Pratt, through it all, keeps his badass-lite swagger irreverent and commanding. In the right role (like this one), he knows how to express disdain and exuberance in equal measure — in other words, how to play an a—hole you can’t help but like. Yet it’s easy to feel that the conflicts in “Vol. 2” are a bit rote, whether it’s Peter upping the ante on his feisty flirtation with Gamora (he explains that their unspoken bond makes them just like Sam and Diane on “Cheers”) or Gamora duking it out with her seething bionic adoptive sister Nebula (Karen Gillan). It’s all impeccably staged, yet stuff happens because the movie needs stuff to keep happening. One is grateful for the comic relief, especially from Bautista, who makes Drax so literal-minded — and so up front about his imperious male gaze — that his every judgmental utterance feels spontaneous. As for Rocket, Cooper burrows ever more hilariously into his babbly hostility (“Hope daddy isn’t as big a dick as you, orphan boy!”) and the ratty self-hatred beneath it.

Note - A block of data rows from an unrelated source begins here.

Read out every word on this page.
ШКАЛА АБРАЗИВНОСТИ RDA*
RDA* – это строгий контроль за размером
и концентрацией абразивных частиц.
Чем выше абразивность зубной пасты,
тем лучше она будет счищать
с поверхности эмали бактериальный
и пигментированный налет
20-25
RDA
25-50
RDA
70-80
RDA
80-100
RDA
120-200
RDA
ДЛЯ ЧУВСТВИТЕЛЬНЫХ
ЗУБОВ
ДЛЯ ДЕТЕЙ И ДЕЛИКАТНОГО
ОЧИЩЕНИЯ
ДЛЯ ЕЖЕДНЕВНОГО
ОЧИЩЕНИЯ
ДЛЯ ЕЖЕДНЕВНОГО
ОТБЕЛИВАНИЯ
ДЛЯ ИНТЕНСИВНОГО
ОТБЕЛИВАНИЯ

The gods of sci-fi spectacle must, of course, be served, and the climax of “Vol. 2” is exorbitant, rousing, touching, and just obligatory enough to be too much of a good thing. (That isn’t even counting the half-dozen post-credit teaser scenes, which make the film feel like…TV.) Baby Groot, as cuddly as Poppin’ Fresh, gets to scurry and plant a time bomb, Gamora gets to wield a machine gun the size of a refrigerator, and Yondu gets to do ever more dizzying flights of damage with his loop-the-loop arrow of death. The person who turns out to be the film’s lord of darkness morphs into all sorts of liquid digital forms, and there’s an in-the-middle-of-space farewell between Peter and someone close to him that’s beautiful and moving. If only the film could have left it at that! The fallen character winds up being given a light-show funeral worthy of a Communist head of state. The difference between the first “Guardians” and “Guardians of the Galaxy Vol. 2” is that the new movie is flush with what a big deal it is. Ironically, that makes it a smaller deal.